I was recently reading up on the Flint, Michigan water crisis and stumbled upon the concept of “environmental racism.” Since this was an unfamiliar term to me, I briefly researched more to get the scoop. As I found out,  it's a very real, very prevalent issue. The New York Times puts it like this: "[environmental racism] is the disproportionate exposure of blacks to polluted air, water and soil."  It even quotes a Flint city representative, who claims that race is "the single greatest determinant of what happened in Flint." Since the Michigan city, which is just sixty-six miles northwest of Detroit, has a population that is predominantly black, this disturbingly comes to no surprise.

Let's compare the Flint crisis to Porter Ranch, California-- the neighborhood just outside Los Angeles that recently experienced a major gas leak. A quick Google search told me that, demographically, Porter Ranch is very different than Flint. The population is largely white at about sixty percent, followed by a considerable Asian population at twenty-six percent.  Even more pressingly, a recent census states that the average income of Porter Ranch is $121,428. Needless to say, Porter Ranch is affluent.

I think anyone even half-following the news would agree that it seems the response to the leak was rather quick once it was discovered by the Southern California Gas Company back in October. What you might not know is that state officials in Michigan and regional EPA officials originally attempted to deny responsibility and then even cover up the water contamination that was endangering Flint's citizens' health, seemingly dragging their feet to minimize the extent of the damage. In comparison, California officials and public utility responded urgently and efficiently to the gas leak.

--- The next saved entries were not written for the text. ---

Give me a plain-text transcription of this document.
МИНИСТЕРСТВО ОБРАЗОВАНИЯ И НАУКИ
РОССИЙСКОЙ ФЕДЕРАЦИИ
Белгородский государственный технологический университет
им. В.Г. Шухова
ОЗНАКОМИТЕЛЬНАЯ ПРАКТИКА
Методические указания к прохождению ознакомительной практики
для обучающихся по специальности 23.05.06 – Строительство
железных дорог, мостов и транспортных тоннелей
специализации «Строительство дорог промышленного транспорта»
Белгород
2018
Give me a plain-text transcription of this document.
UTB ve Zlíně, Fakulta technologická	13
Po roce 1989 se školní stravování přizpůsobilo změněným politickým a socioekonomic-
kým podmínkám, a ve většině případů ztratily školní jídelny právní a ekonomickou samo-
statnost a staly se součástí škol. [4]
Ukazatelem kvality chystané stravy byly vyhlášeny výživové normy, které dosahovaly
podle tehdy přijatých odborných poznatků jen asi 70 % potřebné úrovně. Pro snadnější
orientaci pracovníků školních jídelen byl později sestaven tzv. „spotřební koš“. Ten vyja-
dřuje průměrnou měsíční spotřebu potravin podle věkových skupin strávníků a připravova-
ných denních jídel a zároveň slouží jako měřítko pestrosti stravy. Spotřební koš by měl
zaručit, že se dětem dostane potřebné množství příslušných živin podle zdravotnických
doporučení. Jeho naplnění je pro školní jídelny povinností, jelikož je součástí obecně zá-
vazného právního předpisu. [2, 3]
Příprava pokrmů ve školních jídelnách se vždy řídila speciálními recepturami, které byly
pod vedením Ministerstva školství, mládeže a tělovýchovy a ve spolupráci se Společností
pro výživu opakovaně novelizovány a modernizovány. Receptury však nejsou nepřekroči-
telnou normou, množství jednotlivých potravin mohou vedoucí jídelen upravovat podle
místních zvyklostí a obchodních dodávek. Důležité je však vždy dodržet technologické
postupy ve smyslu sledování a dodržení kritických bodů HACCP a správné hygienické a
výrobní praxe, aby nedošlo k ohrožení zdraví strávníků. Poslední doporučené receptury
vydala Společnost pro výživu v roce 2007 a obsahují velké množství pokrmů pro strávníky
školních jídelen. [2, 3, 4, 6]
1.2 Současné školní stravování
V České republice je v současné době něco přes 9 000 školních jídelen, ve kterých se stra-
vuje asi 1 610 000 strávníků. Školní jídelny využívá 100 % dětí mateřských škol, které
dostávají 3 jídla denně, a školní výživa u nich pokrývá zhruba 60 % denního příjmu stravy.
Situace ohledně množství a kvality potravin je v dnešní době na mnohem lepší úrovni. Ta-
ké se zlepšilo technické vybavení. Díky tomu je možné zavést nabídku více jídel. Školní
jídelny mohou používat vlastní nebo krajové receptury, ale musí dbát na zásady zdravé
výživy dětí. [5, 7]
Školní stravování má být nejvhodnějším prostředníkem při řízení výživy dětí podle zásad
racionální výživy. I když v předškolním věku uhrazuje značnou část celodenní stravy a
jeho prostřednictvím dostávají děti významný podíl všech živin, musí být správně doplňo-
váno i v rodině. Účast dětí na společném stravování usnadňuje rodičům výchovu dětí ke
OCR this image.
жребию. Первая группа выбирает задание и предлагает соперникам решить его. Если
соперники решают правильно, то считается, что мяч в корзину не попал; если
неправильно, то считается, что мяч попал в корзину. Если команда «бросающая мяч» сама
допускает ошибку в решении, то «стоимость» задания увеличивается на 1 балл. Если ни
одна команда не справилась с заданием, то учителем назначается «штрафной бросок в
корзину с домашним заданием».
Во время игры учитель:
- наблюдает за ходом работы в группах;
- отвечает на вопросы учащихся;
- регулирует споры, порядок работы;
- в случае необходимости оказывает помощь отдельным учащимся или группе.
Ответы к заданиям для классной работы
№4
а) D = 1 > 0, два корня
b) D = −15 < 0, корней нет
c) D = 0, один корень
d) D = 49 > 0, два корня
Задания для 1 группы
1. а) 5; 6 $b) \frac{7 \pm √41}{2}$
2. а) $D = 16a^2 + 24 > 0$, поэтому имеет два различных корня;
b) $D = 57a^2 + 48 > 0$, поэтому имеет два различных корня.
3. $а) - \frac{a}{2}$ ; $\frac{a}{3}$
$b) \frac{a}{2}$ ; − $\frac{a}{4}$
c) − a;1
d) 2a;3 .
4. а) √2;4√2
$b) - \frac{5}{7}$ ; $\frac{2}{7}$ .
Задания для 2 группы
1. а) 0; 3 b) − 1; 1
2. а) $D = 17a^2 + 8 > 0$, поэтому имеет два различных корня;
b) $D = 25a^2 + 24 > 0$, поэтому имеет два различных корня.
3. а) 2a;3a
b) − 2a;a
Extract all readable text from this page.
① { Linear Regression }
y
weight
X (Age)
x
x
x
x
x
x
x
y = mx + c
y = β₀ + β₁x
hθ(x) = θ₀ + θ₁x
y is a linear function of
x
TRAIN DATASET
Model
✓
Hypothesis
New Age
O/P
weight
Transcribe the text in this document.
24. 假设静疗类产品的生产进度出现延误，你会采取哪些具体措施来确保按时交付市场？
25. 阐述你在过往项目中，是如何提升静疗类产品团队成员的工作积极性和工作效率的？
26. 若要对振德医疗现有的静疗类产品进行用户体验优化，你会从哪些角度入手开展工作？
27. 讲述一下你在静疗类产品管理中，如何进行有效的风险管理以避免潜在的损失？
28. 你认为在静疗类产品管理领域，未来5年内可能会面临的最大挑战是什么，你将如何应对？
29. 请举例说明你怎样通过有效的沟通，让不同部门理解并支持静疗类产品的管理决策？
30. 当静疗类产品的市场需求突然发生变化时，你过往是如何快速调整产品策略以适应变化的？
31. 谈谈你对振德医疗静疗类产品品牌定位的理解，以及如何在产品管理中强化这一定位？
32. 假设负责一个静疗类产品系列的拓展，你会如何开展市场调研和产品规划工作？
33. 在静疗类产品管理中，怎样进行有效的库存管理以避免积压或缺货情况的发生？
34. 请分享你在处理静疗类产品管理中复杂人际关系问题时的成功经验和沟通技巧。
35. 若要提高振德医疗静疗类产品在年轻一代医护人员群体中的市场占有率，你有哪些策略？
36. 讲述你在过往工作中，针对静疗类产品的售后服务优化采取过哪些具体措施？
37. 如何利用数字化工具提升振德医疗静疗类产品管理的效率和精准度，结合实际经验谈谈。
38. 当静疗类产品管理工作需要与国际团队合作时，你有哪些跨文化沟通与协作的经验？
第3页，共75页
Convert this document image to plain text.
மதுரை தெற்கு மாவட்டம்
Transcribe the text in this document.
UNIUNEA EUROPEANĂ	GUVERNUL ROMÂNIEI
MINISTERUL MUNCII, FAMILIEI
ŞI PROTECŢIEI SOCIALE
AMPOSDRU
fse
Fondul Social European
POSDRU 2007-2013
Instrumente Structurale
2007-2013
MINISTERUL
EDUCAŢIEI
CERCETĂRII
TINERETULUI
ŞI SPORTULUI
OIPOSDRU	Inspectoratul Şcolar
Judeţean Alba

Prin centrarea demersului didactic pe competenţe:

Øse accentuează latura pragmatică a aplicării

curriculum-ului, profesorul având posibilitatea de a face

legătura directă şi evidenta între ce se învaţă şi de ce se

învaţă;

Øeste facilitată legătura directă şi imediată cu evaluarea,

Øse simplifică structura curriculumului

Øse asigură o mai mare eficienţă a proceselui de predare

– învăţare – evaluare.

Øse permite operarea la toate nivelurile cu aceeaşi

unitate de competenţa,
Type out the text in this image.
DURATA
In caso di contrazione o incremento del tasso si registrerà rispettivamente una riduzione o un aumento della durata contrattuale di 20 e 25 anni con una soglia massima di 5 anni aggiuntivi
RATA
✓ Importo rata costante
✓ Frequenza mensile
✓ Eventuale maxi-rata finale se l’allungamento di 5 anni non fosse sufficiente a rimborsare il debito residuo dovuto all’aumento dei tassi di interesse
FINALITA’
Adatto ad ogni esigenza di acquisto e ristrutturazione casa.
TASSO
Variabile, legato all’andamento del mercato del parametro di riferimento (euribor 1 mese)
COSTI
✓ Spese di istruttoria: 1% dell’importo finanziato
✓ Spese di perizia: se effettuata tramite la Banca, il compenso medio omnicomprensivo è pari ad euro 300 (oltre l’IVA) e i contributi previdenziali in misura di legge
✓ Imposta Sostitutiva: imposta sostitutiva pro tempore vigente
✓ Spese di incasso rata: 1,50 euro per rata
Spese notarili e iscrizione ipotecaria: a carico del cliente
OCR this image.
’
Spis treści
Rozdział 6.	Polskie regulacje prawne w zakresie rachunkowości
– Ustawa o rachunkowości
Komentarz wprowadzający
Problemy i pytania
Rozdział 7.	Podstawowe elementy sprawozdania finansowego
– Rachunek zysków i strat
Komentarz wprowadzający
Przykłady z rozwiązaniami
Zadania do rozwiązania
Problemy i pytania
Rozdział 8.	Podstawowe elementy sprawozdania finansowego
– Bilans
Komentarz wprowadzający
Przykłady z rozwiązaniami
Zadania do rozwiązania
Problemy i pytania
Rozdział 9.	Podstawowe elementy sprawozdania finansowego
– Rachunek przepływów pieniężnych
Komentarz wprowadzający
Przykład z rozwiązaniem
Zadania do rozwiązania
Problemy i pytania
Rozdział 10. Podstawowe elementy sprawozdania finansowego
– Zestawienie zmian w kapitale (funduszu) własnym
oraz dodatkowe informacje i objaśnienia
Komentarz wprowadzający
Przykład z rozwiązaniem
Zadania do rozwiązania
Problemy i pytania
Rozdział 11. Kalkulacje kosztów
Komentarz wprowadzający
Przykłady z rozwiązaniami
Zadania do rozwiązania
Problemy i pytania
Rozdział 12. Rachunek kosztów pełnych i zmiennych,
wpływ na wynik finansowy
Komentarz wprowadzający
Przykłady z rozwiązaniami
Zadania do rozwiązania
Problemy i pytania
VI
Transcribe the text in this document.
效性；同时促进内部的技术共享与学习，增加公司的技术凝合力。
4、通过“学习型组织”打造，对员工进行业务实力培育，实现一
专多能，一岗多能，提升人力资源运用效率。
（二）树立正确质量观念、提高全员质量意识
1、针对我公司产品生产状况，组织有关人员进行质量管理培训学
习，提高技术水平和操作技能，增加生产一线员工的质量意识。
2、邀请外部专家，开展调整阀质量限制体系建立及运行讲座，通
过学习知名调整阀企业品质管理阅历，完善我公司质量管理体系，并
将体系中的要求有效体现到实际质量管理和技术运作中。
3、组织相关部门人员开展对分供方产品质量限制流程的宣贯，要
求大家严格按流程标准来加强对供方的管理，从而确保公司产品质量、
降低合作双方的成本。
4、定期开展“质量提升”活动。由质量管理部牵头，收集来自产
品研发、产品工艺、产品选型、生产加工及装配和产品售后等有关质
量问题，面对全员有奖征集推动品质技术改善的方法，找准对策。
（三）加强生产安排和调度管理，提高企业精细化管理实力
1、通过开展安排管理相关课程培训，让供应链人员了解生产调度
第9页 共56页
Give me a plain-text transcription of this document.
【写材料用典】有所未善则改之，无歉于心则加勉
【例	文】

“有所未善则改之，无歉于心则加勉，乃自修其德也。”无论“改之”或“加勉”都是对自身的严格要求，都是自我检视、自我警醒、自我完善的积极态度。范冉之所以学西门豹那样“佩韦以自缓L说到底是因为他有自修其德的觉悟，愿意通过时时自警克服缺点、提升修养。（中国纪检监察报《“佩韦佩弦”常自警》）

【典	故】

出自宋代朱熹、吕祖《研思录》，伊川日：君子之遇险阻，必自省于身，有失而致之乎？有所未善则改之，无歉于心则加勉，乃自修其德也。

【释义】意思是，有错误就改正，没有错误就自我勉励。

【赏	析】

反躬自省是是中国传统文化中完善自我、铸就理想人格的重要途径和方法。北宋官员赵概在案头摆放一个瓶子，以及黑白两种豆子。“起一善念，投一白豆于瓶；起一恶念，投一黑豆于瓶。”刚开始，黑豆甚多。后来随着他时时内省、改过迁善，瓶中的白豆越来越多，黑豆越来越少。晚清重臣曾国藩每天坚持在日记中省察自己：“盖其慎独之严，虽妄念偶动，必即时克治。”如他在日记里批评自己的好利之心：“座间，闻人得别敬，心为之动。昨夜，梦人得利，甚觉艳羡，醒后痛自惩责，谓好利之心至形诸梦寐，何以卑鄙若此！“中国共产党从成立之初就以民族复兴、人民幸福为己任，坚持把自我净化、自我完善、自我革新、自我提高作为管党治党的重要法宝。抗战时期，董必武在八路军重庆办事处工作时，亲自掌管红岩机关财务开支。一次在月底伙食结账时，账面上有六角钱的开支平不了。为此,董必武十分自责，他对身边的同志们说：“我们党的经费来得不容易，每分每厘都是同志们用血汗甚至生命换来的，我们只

California's crisis was very serious: gas is a harmful substance that caused Porter Ranch citizens to get sick. However, the manner in which Flint's crisis has been handled appears to have had less of an urgency than that of Porter Ranch's. 

Environmental racism certainly played a role in the response to the water crisis in Flint. On top of that, however, I also think that examining two similar disasters that happened around the same time raises awareness about a different issue that desperately needs to be addressed: an infrastructure industry that gets away with scanty regulation that seems willing to cut costs at the risk of people’s health.